For much of the world, for much of human history, the local
miller occupied a central place in everyday village life. Many people could make their own clothes or tools, or grow some of their own food, but everyone, whether rich or poor, had to take their grain to the local miller to have it ground into flour to make their
daily bread - the
staple food of almost every society that didn't rely on
rice or
yams or
taro.
The miller had to walk a fine line between taking advantage of his monopoly on a need nearly as universal as air and water to increase his personal profits, and maintaining sufficent goodwill among his customers to avoid being run out of town or driving them to establish a rival mill. Nevertheless, the miller often found himself one of the richer men in town, a clearinghouse for village gossip, and a local power broker of sorts, as this bawdy little English ballad proves.

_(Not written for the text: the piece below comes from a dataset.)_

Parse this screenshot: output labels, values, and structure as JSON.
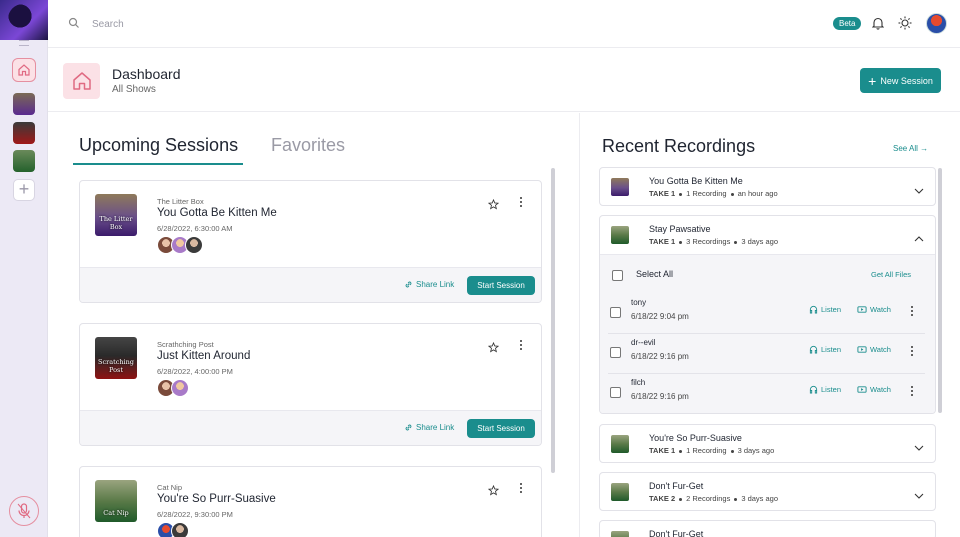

The Miller and the Lass (traditional)
A pretty little lass so brisk and gay,
Down to the mill she went one day,
A peck of corn she had to grind
But there no miller could she find.
But at last the miller did come in,
And unto him she did begin:
"I've a bag of corn for you to grind
And I can but stay for a little time.”
"Come sit you down my sweet pretty dear,
"For I cannot grind your corn I fear
My stone is high and my water low,
And I cannot grind for the mill won't go."
So she sat down on a sack to chat
They talked of this and they talked of that,
They talked of love, of love proved kind,
And she soon found out that the mill would grind.
"Oh! Now I see, Mister Miller-man,
You grind all flour but grind no bran."
Then an easy up and an easy down -
She could hardly tell that her corn was ground.
"Now I think I will take the fast way home,
And if my mother ask me why I've been so long,
I'll say I've been ground by a score or more
But I've never been ground so well before."